Ma c’è dell’altro. La clausola, sempre nelle intenzioni dei regolatori, dovrebbe scoraggiare l’azzardo morale tra gli investitori, che rispetto al passato non potranno più mostrarsi disinteressati allo stato di salute di una banca nel momento in cui decidono di acquistare obbligazioni subordinate o senior, oppure di aprire un conto. Il messaggio è chiaro: la nuova regola spostano la responsabilità dal top management della banca alla clientela. In sostanza si vuole che i risparmiatori sappiano che avere i fondi in una banca comporta alcuni rischi, dimenticando però che molti di questi sono difficili da valutare anche per chi dispone di un’adeguata competenza finanziaria nelle scelte di investimento.
Il caso italiano fa emergere ancora una volta, le debolezze del progetto di Unione Bancaria, un processo di regolamentazione complesso e non ancora ultimato, ma che aspira a controllare un universo sofisticato e in continua evoluzione come quello della finanza. Negli anni le regole sono aumentate fino ad arrivare ad un mosaico di regolamentazione difficile da decifrare e da applicare. Così si ha la sensazione che gli sforzi degli esperti di Strasburgo non sono in grado di affrontare seriamente questioni che si trascinano dall’inizio della crisi. Come la necessità di separare le attività bancarie utili al finanziamento dell'economia reale dalle attività di speculazione, limitare i mega compensi ai manager, migliorare i sistemi di governance ancora poco trasparenti e limitare la propensione delle banche ad assumersi rischi eccessivi. Per dirla in breve la ristrutturazione del sistema bancario è stata affidata al bail in perché ciò che conta è far credere ai cittadini che è finita l'era degli "espropri" di soldi pubblici per salvare gli istituti di credito, in particolare le banche cosiddette "troppo grandi per fallire". Banche che comunque, a dispetto dei tentativi di smantellarle, continuano a espandersi. Il settore bancario europeo non è masi stato cosi concentrato come lo è oggi.

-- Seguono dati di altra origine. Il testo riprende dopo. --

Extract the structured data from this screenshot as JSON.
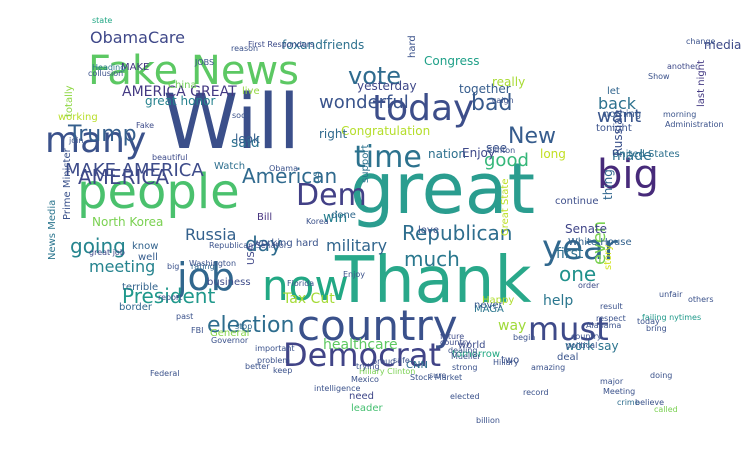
{
  "words": [
    {
      "text": "Will",
      "color": "#3b4f8a"
    },
    {
      "text": "great",
      "color": "#2a9d8f"
    },
    {
      "text": "Thank",
      "color": "#29a88a"
    },
    {
      "text": "people",
      "color": "#4ac16d"
    },
    {
      "text": "Fake News",
      "color": "#5cc863"
    },
    {
      "text": "country",
      "color": "#3a518b"
    },
    {
      "text": "now",
      "color": "#22a884"
    },
    {
      "text": "today",
      "color": "#3d4e8a"
    },
    {
      "text": "many",
      "color": "#3b528b"
    },
    {
      "text": "Democrat",
      "color": "#414487"
    },
    {
      "text": "big",
      "color": "#472a7a"
    },
    {
      "text": "year",
      "color": "#31688e"
    },
    {
      "text": "must",
      "color": "#3e4a89"
    },
    {
      "text": "job",
      "color": "#31678e"
    },
    {
      "text": "time",
      "color": "#2c728e"
    },
    {
      "text": "Dem",
      "color": "#424086"
    },
    {
      "text": "AMERICA",
      "color": "#3f4788"
    },
    {
      "text": "Republican",
      "color": "#2e6e8e"
    },
    {
      "text": "American",
      "color": "#306a8e"
    },
    {
      "text": "President",
      "color": "#1f988b"
    },
    {
      "text": "election",
      "color": "#2e6d8e"
    },
    {
      "text": "vote",
      "color": "#2f6b8e"
    },
    {
      "text": "Trump",
      "color": "#355f8d"
    },
    {
      "text": "New",
      "color": "#365c8d"
    },
    {
      "text": "good",
      "color": "#35b779"
    },
    {
      "text": "bad",
      "color": "#375a8c"
    },
    {
      "text": "wonderful",
      "color": "#3a548c"
    },
    {
      "text": "much",
      "color": "#2a788e"
    },
    {
      "text": "want",
      "color": "#39558c"
    },
    {
      "text": "back",
      "color": "#2c718e"
    },
    {
      "text": "made",
      "color": "#2d708e"
    },
    {
      "text": "going",
      "color": "#25858e"
    },
    {
      "text": "day",
      "color": "#2f6c8e"
    },
    {
      "text": "Russia",
      "color": "#34618d"
    },
    {
      "text": "military",
      "color": "#31668e"
    },
    {
      "text": "one",
      "color": "#21918c"
    },
    {
      "text": "even",
      "color": "#7ad151"
    },
    {
      "text": "Tax Cut",
      "color": "#a5db36"
    },
    {
      "text": "ObamaCare",
      "color": "#3f4889"
    },
    {
      "text": "AMERICA GREAT",
      "color": "#443983"
    },
    {
      "text": "said",
      "color": "#2d718e"
    },
    {
      "text": "help",
      "color": "#2a768e"
    },
    {
      "text": "way",
      "color": "#9fda3a"
    },
    {
      "text": "meeting",
      "color": "#25838e"
    },
    {
      "text": "MAKE AMERICA",
      "color": "#3e4c8a"
    },
    {
      "text": "first",
      "color": "#2e6f8e"
    },
    {
      "text": "Congratulation",
      "color": "#b5de2b"
    },
    {
      "text": "great honor",
      "color": "#26828e"
    },
    {
      "text": "foxandfriends",
      "color": "#2d718e"
    },
    {
      "text": "win",
      "color": "#277f8e"
    },
    {
      "text": "look",
      "color": "#355f8d"
    },
    {
      "text": "right",
      "color": "#306a8e"
    },
    {
      "text": "healthcare",
      "color": "#5ec962"
    },
    {
      "text": "tonight",
      "color": "#3b528b"
    },
    {
      "text": "Senate",
      "color": "#404588"
    },
    {
      "text": "work say",
      "color": "#2b748e"
    },
    {
      "text": "nation",
      "color": "#2d708e"
    },
    {
      "text": "really",
      "color": "#a8db34"
    },
    {
      "text": "yesterday",
      "color": "#3f4889"
    },
    {
      "text": "together",
      "color": "#365d8d"
    },
    {
      "text": "Enjoy",
      "color": "#3e4989"
    },
    {
      "text": "see",
      "color": "#3b528b"
    },
    {
      "text": "long",
      "color": "#c2df23"
    },
    {
      "text": "nothing",
      "color": "#38588c"
    },
    {
      "text": "let",
      "color": "#32658e"
    },
    {
      "text": "United States",
      "color": "#2d708e"
    },
    {
      "text": "Russian",
      "color": "#3b518b"
    },
    {
      "text": "thing",
      "color": "#31668e"
    },
    {
      "text": "story",
      "color": "#d0e11c"
    },
    {
      "text": "last night",
      "color": "#443a83"
    },
    {
      "text": "media",
      "color": "#3e4a89"
    },
    {
      "text": "continue",
      "color": "#3d4e8a"
    },
    {
      "text": "White House",
      "color": "#33628d"
    },
    {
      "text": "North Korea",
      "color": "#7ad151"
    },
    {
      "text": "Prime Minister",
      "color": "#3b528b"
    },
    {
      "text": "News Media",
      "color": "#2b758e"
    },
    {
      "text": "know",
      "color": "#33638d"
    },
    {
      "text": "well",
      "color": "#365c8d"
    },
    {
      "text": "Watch",
      "color": "#2e6f8e"
    },
    {
      "text": "Bill",
      "color": "#46327e"
    },
    {
      "text": "business",
      "color": "#3e4c8a"
    },
    {
      "text": "border",
      "color": "#31678e"
    },
    {
      "text": "terrible",
      "color": "#33638d"
    },
    {
      "text": "General",
      "color": "#86d549"
    },
    {
      "text": "MAGA",
      "color": "#2a768e"
    },
    {
      "text": "Happy",
      "color": "#b0dd2f"
    },
    {
      "text": "never",
      "color": "#38598c"
    },
    {
      "text": "world",
      "color": "#3d4d8a"
    },
    {
      "text": "tomorrow",
      "color": "#23a983"
    },
    {
      "text": "two",
      "color": "#3b528b"
    },
    {
      "text": "deal",
      "color": "#3a548c"
    },
    {
      "text": "need",
      "color": "#3f4788"
    },
    {
      "text": "leader",
      "color": "#44bf70"
    },
    {
      "text": "CNN",
      "color": "#2e6e8e"
    },
    {
      "text": "working",
      "color": "#b8de29"
    },
    {
      "text": "totally",
      "color": "#8fd744"
    },
    {
      "text": "China",
      "color": "#70cf57"
    },
    {
      "text": "MAKE",
      "color": "#453882"
    },
    {
      "text": "Congress",
      "color": "#1fa088"
    },
    {
      "text": "hard",
      "color": "#3b528b"
    },
    {
      "text": "us",
      "color": "#2e6e8e"
    },
    {
      "text": "support",
      "color": "#2c728e"
    },
    {
      "text": "done",
      "color": "#30698e"
    },
    {
      "text": "working hard",
      "color": "#3a538b"
    },
    {
      "text": "USA",
      "color": "#3f4788"
    },
    {
      "text": "love",
      "color": "#3b528b"
    },
    {
      "text": "live",
      "color": "#93d741"
    },
    {
      "text": "Great State",
      "color": "#bddf26"
    },
    {
      "text": "state",
      "color": "#22a785"
    },
    {
      "text": "First Responders",
      "color": "#3e4c8a"
    },
    {
      "text": "collusion",
      "color": "#3b528b"
    },
    {
      "text": "Heading",
      "color": "#2a788e"
    },
    {
      "text": "Fake",
      "color": "#3e4c8a"
    },
    {
      "text": "another",
      "color": "#3e4989"
    },
    {
      "text": "morning",
      "color": "#3a548c"
    },
    {
      "text": "Administration",
      "color": "#3b528b"
    },
    {
      "text": "strong",
      "color": "#3b528b"
    },
    {
      "text": "Hillary Clinton",
      "color": "#7ad151"
    },
    {
      "text": "Stock Market",
      "color": "#3a548c"
    },
    {
      "text": "Clinton",
      "color": "#3b528b"
    },
    {
      "text": "failing nytimes",
      "color": "#1f998a"
    },
    {
      "text": "Alabama",
      "color": "#3b528b"
    },
    {
      "text": "crime",
      "color": "#2e6e8e"
    },
    {
      "text": "believe",
      "color": "#3b528b"
    },
    {
      "text": "called",
      "color": "#7ad151"
    },
    {
      "text": "problem",
      "color": "#3b528b"
    },
    {
      "text": "rating",
      "color": "#31688e"
    },
    {
      "text": "great job",
      "color": "#3e4989"
    },
    {
      "text": "Washington",
      "color": "#3b528b"
    },
    {
      "text": "beautiful",
      "color": "#3e4c8a"
    },
    {
      "text": "Republican Senator",
      "color": "#3b528b"
    },
    {
      "text": "Florida",
      "color": "#3a548c"
    },
    {
      "text": "Mexico",
      "color": "#3b528b"
    },
    {
      "text": "future",
      "color": "#3e4c8a"
    },
    {
      "text": "amazing",
      "color": "#3b528b"
    },
    {
      "text": "Governor",
      "color": "#3b528b"
    },
    {
      "text": "stop",
      "color": "#31688e"
    },
    {
      "text": "join",
      "color": "#3b528b"
    },
    {
      "text": "country",
      "color": "#3e4c8a"
    },
    {
      "text": "intelligence",
      "color": "#3b528b"
    },
    {
      "text": "proud",
      "color": "#3b528b"
    },
    {
      "text": "order",
      "color": "#3e4c8a"
    },
    {
      "text": "past",
      "color": "#3b528b"
    },
    {
      "text": "big",
      "color": "#3b528b"
    },
    {
      "text": "report",
      "color": "#3b528b"
    },
    {
      "text": "FBI",
      "color": "#3b528b"
    },
    {
      "text": "Federal",
      "color": "#3b528b"
    },
    {
      "text": "better",
      "color": "#3b528b"
    },
    {
      "text": "important",
      "color": "#3b528b"
    },
    {
      "text": "keep",
      "color": "#3b528b"
    },
    {
      "text": "trying",
      "color": "#3b528b"
    },
    {
      "text": "safe",
      "color": "#3b528b"
    },
    {
      "text": "sure",
      "color": "#3b528b"
    },
    {
      "text": "elected",
      "color": "#3b528b"
    },
    {
      "text": "billion",
      "color": "#3b528b"
    },
    {
      "text": "record",
      "color": "#3b528b"
    },
    {
      "text": "major",
      "color": "#3b528b"
    },
    {
      "text": "today",
      "color": "#3b528b"
    },
    {
      "text": "doing",
      "color": "#3b528b"
    },
    {
      "text": "change",
      "color": "#3b528b"
    },
    {
      "text": "Show",
      "color": "#3b528b"
    },
    {
      "text": "country",
      "color": "#3b528b"
    },
    {
      "text": "unfair",
      "color": "#3b528b"
    },
    {
      "text": "others",
      "color": "#3b528b"
    },
    {
      "text": "Meeting",
      "color": "#3b528b"
    },
    {
      "text": "political",
      "color": "#3b528b"
    },
    {
      "text": "begin",
      "color": "#3b528b"
    },
    {
      "text": "reason",
      "color": "#3b528b"
    },
    {
      "text": "dealing",
      "color": "#3b528b"
    },
    {
      "text": "Hillary",
      "color": "#3b528b"
    },
    {
      "text": "Mueller",
      "color": "#3b528b"
    },
    {
      "text": "caign",
      "color": "#3b528b"
    },
    {
      "text": "result",
      "color": "#3b528b"
    },
    {
      "text": "respect",
      "color": "#3b528b"
    },
    {
      "text": "bring",
      "color": "#3b528b"
    },
    {
      "text": "JOBS",
      "color": "#3b528b"
    },
    {
      "text": "soon",
      "color": "#3b528b"
    },
    {
      "text": "Obama",
      "color": "#3b528b"
    },
    {
      "text": "Korea",
      "color": "#3b528b"
    },
    {
      "text": "Enjoy",
      "color": "#3b528b"
    }
  ]
}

Il salvataggio delle banche italiane ha dimostrato come i presidi di capitale imposti dalle nuove regole abbiano incentivato le banche a mettere in campo pratiche scorrette di raccolta del pubblico risparmio, oltre ad escogitare nuove manovre per aggirare le regole. Quasi la metà delle obbligazioni subordinate, titoli bancari ad alto rischio, delle 4 banche, pari a 340 milioni su 768, è finita infatti nelle tasche dei piccoli risparmiatori, invece che sugli investitori istituzionali. Questo perché il capitale continua infatti ad essere l’elemento centrale della disciplina di vigilanza al fine di costringere le banche ad adottare comportamenti meno spregiudicati. Tutto è iniziato con i nuovi requisiti patrimoniali imposti da Basilea 3, entrato in vigore nel 2014, regole che stabiliscono la quantità di denaro che una data banca deve avere a disposizione nel caso i mercati dovessero prendere una brutta piega.
Il fondo di solidarietà, o altro intervento allo studio del governo italiano, potrà, forse, aiutare chi ha perso tutti i suoi risparmi con il salvataggio delle banche, ma getta una luce sinistra sul futuro rapporto tra banche e società civile.